Assembly: mscorlib (in mscorlib.dll)
An encoding maps a Unicode character to an encoded sequence of bytes, which can subsequently be transferred to a physical medium, such as a disk, or over a communications link. Characters can be mapped in various ways, and a particular encoding is represented by a type derived from the Encoding class. Specifically, the encoding type's GetBytes method encodes a character to a byte sequence, and the GetChars method decodes a byte sequence to a character.
However, a decoding operation can fail if the input byte sequence cannot be mapped by the encoding. For example, an ASCIIEncoding object cannot decode a byte sequence that yields a character whose code point value is outside the range U+0000 to U+007F.
In cases where an encoding or decoding conversion cannot be performed, the .NET Framework provides a failure-handling mechanism called a fallback. Your code can use predefined .NET Framework encoder and decoder fallbacks, or you can create a custom encoder fallback derived from the EncoderFallback and EncoderFallbackBuffer classes or a custom decoder fallback derived from the DecoderFallback and DecoderFallbackBuffer classes.

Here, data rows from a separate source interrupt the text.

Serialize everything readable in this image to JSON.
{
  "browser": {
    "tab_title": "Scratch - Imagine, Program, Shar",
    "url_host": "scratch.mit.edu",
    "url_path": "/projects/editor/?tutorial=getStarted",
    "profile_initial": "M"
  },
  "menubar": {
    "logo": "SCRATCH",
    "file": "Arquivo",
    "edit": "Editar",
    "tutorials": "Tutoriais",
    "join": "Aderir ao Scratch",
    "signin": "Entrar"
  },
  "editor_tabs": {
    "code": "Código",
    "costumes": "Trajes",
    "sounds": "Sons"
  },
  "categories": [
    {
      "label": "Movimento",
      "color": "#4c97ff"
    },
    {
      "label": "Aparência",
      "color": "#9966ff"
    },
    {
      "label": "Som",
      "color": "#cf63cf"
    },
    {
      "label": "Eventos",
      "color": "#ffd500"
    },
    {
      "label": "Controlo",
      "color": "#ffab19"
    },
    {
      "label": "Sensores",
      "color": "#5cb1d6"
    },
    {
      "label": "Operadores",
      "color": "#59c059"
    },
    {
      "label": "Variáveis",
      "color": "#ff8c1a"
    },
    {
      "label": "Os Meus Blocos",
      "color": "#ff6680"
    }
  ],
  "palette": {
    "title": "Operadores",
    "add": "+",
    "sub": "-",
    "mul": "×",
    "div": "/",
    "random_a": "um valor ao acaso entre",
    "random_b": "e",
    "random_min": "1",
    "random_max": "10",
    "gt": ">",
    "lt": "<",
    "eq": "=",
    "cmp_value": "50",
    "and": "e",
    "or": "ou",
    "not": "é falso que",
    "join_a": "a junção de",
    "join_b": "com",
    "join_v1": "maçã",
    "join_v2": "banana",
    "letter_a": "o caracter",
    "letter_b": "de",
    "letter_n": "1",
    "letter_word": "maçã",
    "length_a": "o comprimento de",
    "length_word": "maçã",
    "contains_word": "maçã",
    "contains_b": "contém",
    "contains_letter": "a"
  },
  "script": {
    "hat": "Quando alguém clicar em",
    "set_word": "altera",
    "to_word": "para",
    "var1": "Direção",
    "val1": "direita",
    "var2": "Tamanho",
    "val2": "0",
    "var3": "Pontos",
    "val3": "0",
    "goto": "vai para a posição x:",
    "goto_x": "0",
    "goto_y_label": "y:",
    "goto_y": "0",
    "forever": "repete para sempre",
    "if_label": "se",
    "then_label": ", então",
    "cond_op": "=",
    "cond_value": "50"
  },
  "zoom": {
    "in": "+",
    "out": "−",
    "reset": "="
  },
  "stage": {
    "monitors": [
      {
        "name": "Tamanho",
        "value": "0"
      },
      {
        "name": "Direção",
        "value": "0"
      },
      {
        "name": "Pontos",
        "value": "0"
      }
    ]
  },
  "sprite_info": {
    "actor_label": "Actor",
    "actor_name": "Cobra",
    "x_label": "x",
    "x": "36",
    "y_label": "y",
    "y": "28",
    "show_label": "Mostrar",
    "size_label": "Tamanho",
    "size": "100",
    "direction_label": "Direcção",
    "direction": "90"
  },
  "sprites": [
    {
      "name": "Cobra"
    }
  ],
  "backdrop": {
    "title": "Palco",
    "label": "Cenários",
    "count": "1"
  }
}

The .NET Framework provides two predefined classes that implement different fallback strategies for handling decoding conversion failures. The DecoderReplacementFallback class substitutes a string that you provide in place of any input byte sequence that cannot be converted. After the substitute string is emitted, the decoding operation continues converting the remainder of the input. In contrast, the DecoderExceptionFallback class throws a DecoderFallbackException when an invalid byte sequence is encountered.
Windows 98, Windows 2000 SP4, Windows Millennium Edition, Windows Server 2003, Windows XP Media Center Edition, Windows XP Professional x64 Edition, Windows XP SP2, Windows XP Starter Edition
The .NET Framework does not support all versions of every platform. For a list of the supported versions, see System Requirements.